Menyantap Lidah Goreng Ketumbar yang begitu gurih dan meresap banget bumbunya tentu adalah kenikmatan, saya lantas teringat novel Raden Mandasia Si Pencuri Sapi karya Yusi, distu penggambaran daging sapi yang diolah begitu nikmat sesuai dengan letak daging tersebut termasuk lidah.

Juga Nasi kluwek yang sepintas seperti nasi merah itu rasanya wiiiiidddddih  banget, saya memang nggak tahu apa itu Kluwek makanya itu penasaran dan memasannya, dan kemudian saya mencari tahu apa itu Kluwek, ternyata ia berasal buah kepayang dan jelasnya buah itu beracun, jadi butuh pengolahan khusus untuk menhidangkannya, nggak sangka buah yang beracun pun bisa menjadi makanan enak.

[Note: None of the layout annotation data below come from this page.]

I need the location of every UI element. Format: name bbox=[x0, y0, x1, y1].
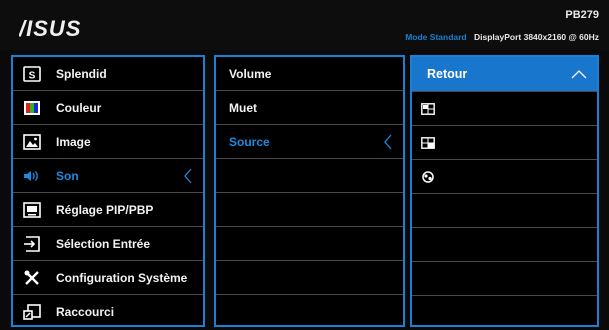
submenu-item-empty bbox=[216, 227, 403, 261]
menu-item-shortcut[interactable]: Raccourci bbox=[13, 295, 203, 329]
submenu-item-empty bbox=[216, 159, 403, 193]
submenu-item-label: Source bbox=[229, 134, 270, 149]
menu-item-label: Son bbox=[56, 168, 79, 183]
menu-item-label: Configuration Système bbox=[56, 270, 188, 285]
color-icon bbox=[22, 98, 42, 118]
svg-text:/ISUS: /ISUS bbox=[19, 16, 81, 40]
menu-item-label: Image bbox=[56, 134, 91, 149]
option-empty bbox=[412, 194, 597, 228]
pip-source-2-icon bbox=[420, 135, 436, 151]
submenu-item-empty bbox=[216, 261, 403, 295]
input-icon bbox=[22, 234, 42, 254]
submenu-item-volume[interactable]: Volume bbox=[216, 57, 403, 91]
splendid-icon: S bbox=[22, 64, 42, 84]
chevron-left-icon bbox=[184, 168, 192, 184]
pip-source-3-icon bbox=[420, 169, 436, 185]
mode-text: Mode Standard bbox=[405, 32, 467, 42]
menu-item-system[interactable]: Configuration Système bbox=[13, 261, 203, 295]
header-bar: /ISUS PB279 Mode Standard DisplayPort 38… bbox=[0, 0, 609, 50]
menu-item-label: Sélection Entrée bbox=[56, 236, 151, 251]
status-line: Mode Standard DisplayPort 3840x2160 @ 60… bbox=[405, 32, 599, 42]
menu-item-label: Réglage PIP/PBP bbox=[56, 202, 154, 217]
option-empty bbox=[412, 262, 597, 296]
svg-text:S: S bbox=[29, 70, 36, 81]
option-empty bbox=[412, 228, 597, 262]
menu-item-input[interactable]: Sélection Entrée bbox=[13, 227, 203, 261]
back-label: Retour bbox=[427, 67, 468, 81]
submenu-item-empty bbox=[216, 295, 403, 329]
menu-item-color[interactable]: Couleur bbox=[13, 91, 203, 125]
menu-item-splendid[interactable]: S Splendid bbox=[13, 57, 203, 91]
main-menu: S Splendid Couleur Image Son Réglage PIP… bbox=[11, 55, 205, 327]
sub-menu: Volume Muet Source bbox=[214, 55, 405, 327]
option-pip-source-2[interactable] bbox=[412, 126, 597, 160]
model-name: PB279 bbox=[565, 9, 599, 21]
option-pip-source-3[interactable] bbox=[412, 160, 597, 194]
options-panel: Retour bbox=[410, 55, 599, 327]
menu-item-label: Splendid bbox=[56, 66, 107, 81]
option-pip-source-1[interactable] bbox=[412, 92, 597, 126]
tools-icon bbox=[22, 268, 42, 288]
chevron-left-icon bbox=[384, 134, 392, 150]
option-empty bbox=[412, 296, 597, 330]
pip-icon bbox=[22, 200, 42, 220]
menu-item-label: Raccourci bbox=[56, 305, 115, 319]
asus-logo: /ISUS bbox=[19, 16, 81, 40]
submenu-item-source[interactable]: Source bbox=[216, 125, 403, 159]
signal-text: DisplayPort 3840x2160 @ 60Hz bbox=[474, 32, 599, 42]
shortcut-icon bbox=[22, 302, 42, 322]
chevron-up-icon bbox=[571, 70, 587, 79]
image-icon bbox=[22, 132, 42, 152]
speaker-icon bbox=[22, 166, 42, 186]
menu-item-label: Couleur bbox=[56, 100, 102, 115]
submenu-item-label: Muet bbox=[229, 100, 257, 115]
pip-source-1-icon bbox=[420, 101, 436, 117]
submenu-item-mute[interactable]: Muet bbox=[216, 91, 403, 125]
submenu-item-label: Volume bbox=[229, 66, 272, 81]
menu-item-image[interactable]: Image bbox=[13, 125, 203, 159]
menu-item-pip[interactable]: Réglage PIP/PBP bbox=[13, 193, 203, 227]
menu-item-sound[interactable]: Son bbox=[13, 159, 203, 193]
back-button[interactable]: Retour bbox=[412, 57, 597, 92]
submenu-item-empty bbox=[216, 193, 403, 227]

Daun singkong tumbuk yang awalnya agak saya sepele kan sebab menurut saya daun singkong dimana-mana pasti sama rasanya, tapi ternyata saya salah, daun singkong tumbuk di restoran ini begitu medok bumbunya, berasa banget. Suatu hal yang nggak bakal didapat ketika berkunjung ke restoran western.

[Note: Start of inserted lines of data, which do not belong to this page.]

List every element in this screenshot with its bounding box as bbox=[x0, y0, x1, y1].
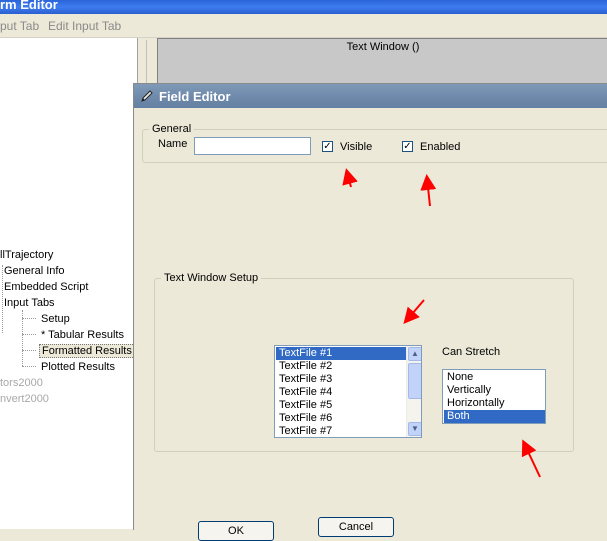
arrow-to-text-file-list-icon bbox=[403, 299, 425, 325]
arrow-to-visible-icon bbox=[342, 168, 358, 188]
arrow-to-can-stretch-icon bbox=[521, 439, 541, 478]
annotation-arrows bbox=[342, 168, 541, 478]
arrow-to-enabled-icon bbox=[420, 174, 437, 207]
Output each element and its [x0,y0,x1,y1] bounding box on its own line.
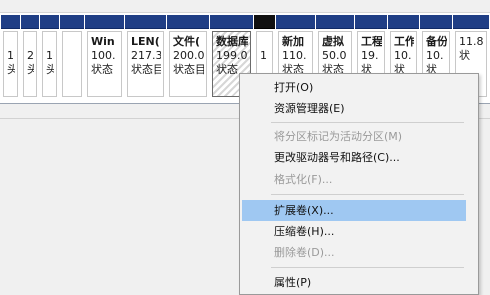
partition-color-bar [167,15,209,29]
partition-color-bar [316,15,354,29]
partition-status: 状 [459,49,470,62]
menu-item-explorer[interactable]: 资源管理器(E) [242,98,466,119]
partition-info: Win 100. 状态 [87,31,122,97]
partition-3[interactable]: 1( 头 [40,15,59,103]
partition-color-bar [276,15,315,29]
partition-name: 备份 [426,35,447,48]
partition-name: 新加 [282,35,304,48]
partition-status: 状态目 [173,63,204,76]
partition-line: 头 [27,63,34,77]
partition-status: 状态 [91,63,113,76]
partition-size: 110. [282,49,307,62]
partition-size: 10. [426,49,444,62]
partition-size: 19. [361,49,379,62]
partition-color-bar [420,15,452,29]
partition-size: 11.8 [459,35,484,48]
menu-separator [271,194,464,195]
partition-info: 1( 头 [3,31,18,97]
partition-lenovo[interactable]: LEN( 217.3 状态目 [125,15,166,103]
partition-color-bar [355,15,387,29]
partition-color-bar [254,15,275,29]
partition-size: 200.0 [173,49,204,62]
context-menu: 打开(O) 资源管理器(E) 将分区标记为活动分区(M) 更改驱动器号和路径(C… [239,73,479,295]
menu-item-shrink-volume[interactable]: 压缩卷(H)... [242,221,466,242]
partition-color-bar [21,15,39,29]
partition-name: 虚拟 [322,35,344,48]
partition-size: 199.0 [216,49,248,62]
partition-name: 工程 [361,35,382,48]
partition-1[interactable]: 1( 头 [1,15,20,103]
partition-color-bar [453,15,489,29]
partition-line: 1( [7,49,15,62]
menu-item-open[interactable]: 打开(O) [242,77,466,98]
menu-item-format[interactable]: 格式化(F)... [242,169,466,190]
partition-info: 1( 头 [42,31,57,97]
menu-separator [271,267,464,268]
menu-item-mark-active[interactable]: 将分区标记为活动分区(M) [242,126,466,147]
partition-size: 10. [394,49,412,62]
partition-size: 217.3 [131,49,161,62]
partition-line: 头 [46,63,54,77]
partition-line: 头 [7,63,15,77]
menu-separator [271,122,464,123]
partition-status: 状态目 [131,63,161,76]
partition-line: 2 [27,49,34,62]
partition-color-bar [210,15,253,29]
partition-name: Win [91,35,115,48]
partition-color-bar [40,15,59,29]
partition-size: 100. [91,49,116,62]
partition-name: 文件( [173,35,201,48]
partition-win[interactable]: Win 100. 状态 [85,15,124,103]
partition-line: 1 [260,49,267,62]
partition-color-bar [388,15,419,29]
menu-item-extend-volume[interactable]: 扩展卷(X)... [242,200,466,221]
partition-4[interactable] [60,15,84,103]
partition-size: 50.0 [322,49,347,62]
menu-item-properties[interactable]: 属性(P) [242,272,466,293]
partition-info: 2 头 [23,31,37,97]
partition-name: LEN( [131,35,160,48]
menu-item-change-drive-letter[interactable]: 更改驱动器号和路径(C)... [242,147,466,168]
disk-management-window: 1( 头 2 头 1( 头 Win 100. [0,0,490,295]
partition-line: 1( [46,49,54,62]
partition-info: 文件( 200.0 状态目 [169,31,207,97]
partition-info [62,31,82,97]
partition-color-bar [1,15,20,29]
partition-files[interactable]: 文件( 200.0 状态目 [167,15,209,103]
menu-item-delete-volume[interactable]: 删除卷(D)... [242,242,466,263]
partition-2[interactable]: 2 头 [21,15,39,103]
partition-name: 工作 [394,35,414,48]
partition-name: 数据库 [216,35,248,48]
partition-color-bar [125,15,166,29]
partition-color-bar [60,15,84,29]
partition-color-bar [85,15,124,29]
partition-info: LEN( 217.3 状态目 [127,31,164,97]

Setelah selesai menyantap makanan di restoran yang sedang naik daun ini, say lantas berpikir bahwa keberagaman suku bangsa yang ada di Indonesia ini berdampak pada kekayaan kuliner.

Budaya makan negara ini pun jelas begitu unik, misalnya Batak yang mempunyai istilah ’Taramak sobalu non, parabi naso mittop, parsankalan nasora mahiang’ yang berarti tikar yang tak pernah digulung dan api yang tak pernah padam. Hal itu menggambarkan kebiasaan orang Batak yang senang bertamu. Atau di Jawa mengenal istilah tamu adalah raja. Begitu jelas menunjukan bahwa tak hanya makanannya saja yang beragam tapi juga proses dan cara makan.

Makanan adalah identitas, lidah menunjukan dari mana anda berasal, pesisir atau pegunungan, daerah dingin atau panas.

So, kembali ke makanan rumahan adalah niscaya, karena kita tak akan pernah kemana-mana, lidah kita yang menuntut itu, persoalan biologis tak akan kalah dengan persoalan gengsi.